Colombian indigenous children in jungle settlements in Panama [File Photo]

8 August 2008 – Two senior United Nations human rights officials called today for political commitment from States and the support of the public at large to fulfil the rights of indigenous peoples around the globe, in a joint statement released on the eve of the International Day of the World's Indigenous People.

Acting UN High Commissioner for Human Rights Kyung-wha Kang and the Special Rapporteur on the situation of human rights and fundamental freedoms of indigenous people. S. James Anaya, both lauded the adoption of the Declaration on the Rights of Indigenous Peoples last year by the General Assembly, but said that it “will not in itself change the everyday lives of the men, women and children whose rights it champions.”

“For this we need the political commitment of States, international cooperation, and the support and good will of the public at large, to create and implement a range of intensely practical programmes, designed and undertaken in consultation with indigenous peoples themselves,” they said.

The Declaration lays down minimum standards for the survival, dignity and well-being of the world's estimated 5,000 indigenous groups, comprising as many as 370 million people.

In a separate statement, Mr. Anaya expressed his concern at reports of arbitrary displacement and other abuses suffered by members of the Charco la Pava community, which is part of the Ngöbe indigenous community in Bocas del Toro Province in Panama, where the construction of a hydroelectric project, called CHAN 75, is taking place.

“I observe with concern the human rights violations suffered by members of the Charco la Pava community, such as arbitrary displacement from their lands, loss of housing and destruction of agricultural crops, and other abuses such as the excessive use of force and detaining of members of the community that have opposed the construction of the hydroelectric project, including women and children.”

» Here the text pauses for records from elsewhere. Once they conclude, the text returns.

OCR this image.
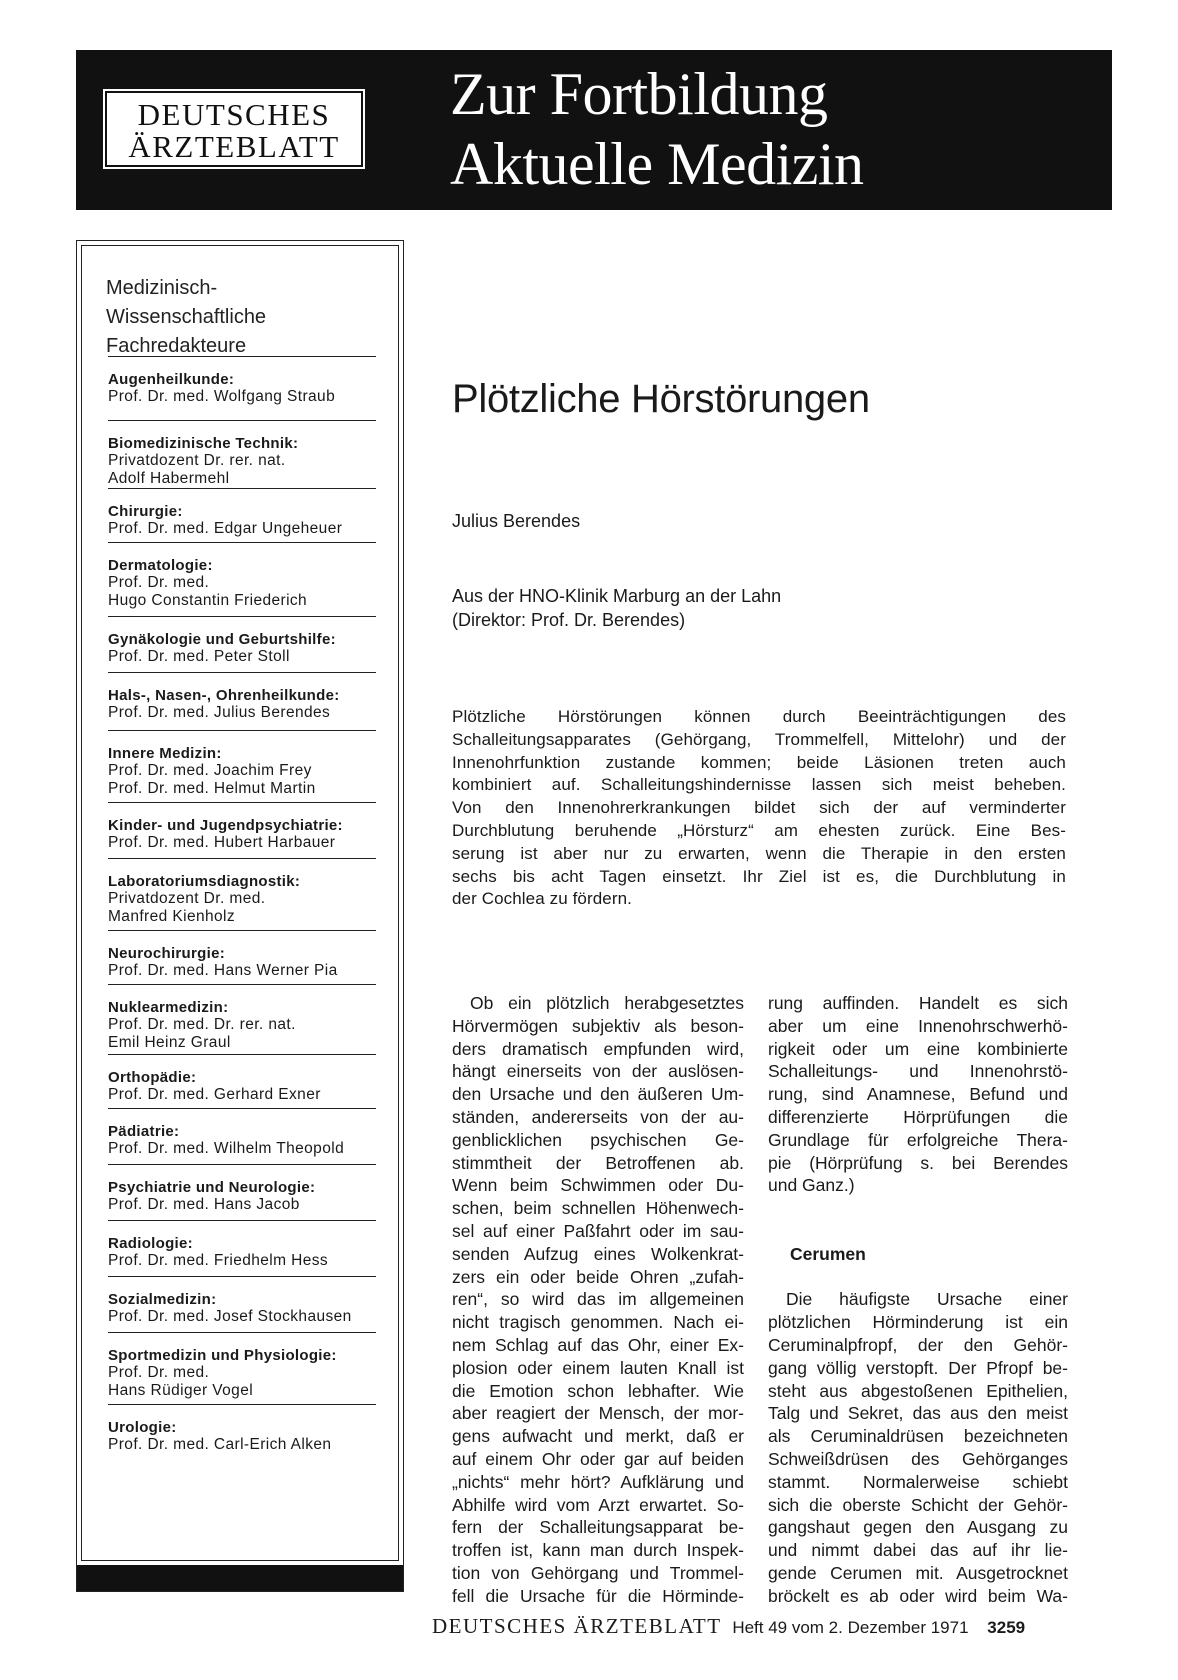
DEUTSCHES
ÄRZTEBLATT
Zur Fortbildung
Aktuelle Medizin
Medizinisch-
Wissenschaftliche
Fachredakteure
Augenheilkunde:
Prof. Dr. med. Wolfgang Straub
Biomedizinische Technik:
Privatdozent Dr. rer. nat.
Adolf Habermehl
Chirurgie:
Prof. Dr. med. Edgar Ungeheuer
Dermatologie:
Prof. Dr. med.
Hugo Constantin Friederich
Gynäkologie und Geburtshilfe:
Prof. Dr. med. Peter Stoll
Hals-, Nasen-, Ohrenheilkunde:
Prof. Dr. med. Julius Berendes
Innere Medizin:
Prof. Dr. med. Joachim Frey
Prof. Dr. med. Helmut Martin
Kinder- und Jugendpsychiatrie:
Prof. Dr. med. Hubert Harbauer
Laboratoriumsdiagnostik:
Privatdozent Dr. med.
Manfred Kienholz
Neurochirurgie:
Prof. Dr. med. Hans Werner Pia
Nuklearmedizin:
Prof. Dr. med. Dr. rer. nat.
Emil Heinz Graul
Orthopädie:
Prof. Dr. med. Gerhard Exner
Pädiatrie:
Prof. Dr. med. Wilhelm Theopold
Psychiatrie und Neurologie:
Prof. Dr. med. Hans Jacob
Radiologie:
Prof. Dr. med. Friedhelm Hess
Sozialmedizin:
Prof. Dr. med. Josef Stockhausen
Sportmedizin und Physiologie:
Prof. Dr. med.
Hans Rüdiger Vogel
Urologie:
Prof. Dr. med. Carl-Erich Alken
Plötzliche Hörstörungen
Julius Berendes
Aus der HNO-Klinik Marburg an der Lahn
(Direktor: Prof. Dr. Berendes)
Plötzliche Hörstörungen können durch Beeinträchtigungen des
Schalleitungsapparates (Gehörgang, Trommelfell, Mittelohr) und der
Innenohrfunktion zustande kommen; beide Läsionen treten auch
kombiniert auf. Schalleitungshindernisse lassen sich meist beheben.
Von den Innenohrerkrankungen bildet sich der auf verminderter
Durchblutung beruhende „Hörsturz“ am ehesten zurück. Eine Bes-
serung ist aber nur zu erwarten, wenn die Therapie in den ersten
sechs bis acht Tagen einsetzt. Ihr Ziel ist es, die Durchblutung in
der Cochlea zu fördern.
Ob ein plötzlich herabgesetztes
Hörvermögen subjektiv als beson-
ders dramatisch empfunden wird,
hängt einerseits von der auslösen-
den Ursache und den äußeren Um-
ständen, andererseits von der au-
genblicklichen psychischen Ge-
stimmtheit der Betroffenen ab.
Wenn beim Schwimmen oder Du-
schen, beim schnellen Höhenwech-
sel auf einer Paßfahrt oder im sau-
senden Aufzug eines Wolkenkrat-
zers ein oder beide Ohren „zufah-
ren“, so wird das im allgemeinen
nicht tragisch genommen. Nach ei-
nem Schlag auf das Ohr, einer Ex-
plosion oder einem lauten Knall ist
die Emotion schon lebhafter. Wie
aber reagiert der Mensch, der mor-
gens aufwacht und merkt, daß er
auf einem Ohr oder gar auf beiden
„nichts“ mehr hört? Aufklärung und
Abhilfe wird vom Arzt erwartet. So-
fern der Schalleitungsapparat be-
troffen ist, kann man durch Inspek-
tion von Gehörgang und Trommel-
fell die Ursache für die Hörminde-
rung auffinden. Handelt es sich
aber um eine Innenohrschwerhö-
rigkeit oder um eine kombinierte
Schalleitungs- und Innenohrstö-
rung, sind Anamnese, Befund und
differenzierte Hörprüfungen die
Grundlage für erfolgreiche Thera-
pie (Hörprüfung s. bei Berendes
und Ganz.)
Cerumen
Die häufigste Ursache einer
plötzlichen Hörminderung ist ein
Ceruminalpfropf, der den Gehör-
gang völlig verstopft. Der Pfropf be-
steht aus abgestoßenen Epithelien,
Talg und Sekret, das aus den meist
als Ceruminaldrüsen bezeichneten
Schweißdrüsen des Gehörganges
stammt. Normalerweise schiebt
sich die oberste Schicht der Gehör-
gangshaut gegen den Ausgang zu
und nimmt dabei das auf ihr lie-
gende Cerumen mit. Ausgetrocknet
bröckelt es ab oder wird beim Wa-
DEUTSCHES ÄRZTEBLATT Heft 49 vom 2. Dezember 1971 3259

Mr. Anaya said he was concerned that the situation was deteriorating, and that, given the presence of an armed police force in the area, the situation could worsen. He said he had information that the AES Changuinola Company was moving ahead without the control or the supervision of the government authorities.

He added that the project could result in the complete flooding of the Charco la Pava community, without obtaining their informed consent.

In another development today, the UN refugee agency said that forced displacement was devastating the lives of indigenous people in Colombia.

“There are around a million indigenous people in Colombia, belonging to more than 80 different Indian-American groups with over 60 separate languages. Nearly all of these groups have been victims of forced displacement or are threatened by it as a result of the internal armed conflict,” Ron Redmond, spokesperson for the UN High Commissioner for Refugees (UNHCR), said today.

Mr. Redmond added that every year between 10,000 and 20,000 indigenous people are registered by national authorities after being forced to flee from their lands, stressing that the economic, social and cultural survival of indigenous communities depends on their very strong links with their ancestral land.

“In many cases, losing their territory and moving into the entirely foreign environment of the cities threatens the very survival of the group and its individual members,” he said.

Also on the eve of the International Day, the UN Food and Agriculture Organization (FAO) said that indigenous peoples were especially vulnerable to the effects of climate change.

“Indigenous peoples are among the first to suffer from increasingly harsh and erratic weather conditions, and a generalized lack of empowerment to claim goods and services to which other population groups have greater access,” Regina Laub, FAO focal point for indigenous peoples, said today.

FAO stressed that indigenous peoples also had a critical role to play in supporting global adaptation to climate change.

“Indigenous communities are often the custodians of unique knowledge and skills, and the genetic and biological diversity in plant and animal production that may be vital in adapting to climate change. Approximately 80 per cent of the world's remaining biodiversity is found within indigenous peoples' territories,” the agency said.

Also today, the UN Deputy Secretary-General Asha-Rose Migiro said that indigenous people all over the world are stewards of an immense wealth of diversity and that their existence is crucial to sustaining development in the countries where they live.

Speaking at an event in New York to commemorate the International Day, she said the UN was firmly committed to promoting and protecting the rights of every human being – regardless of background, creed or culture.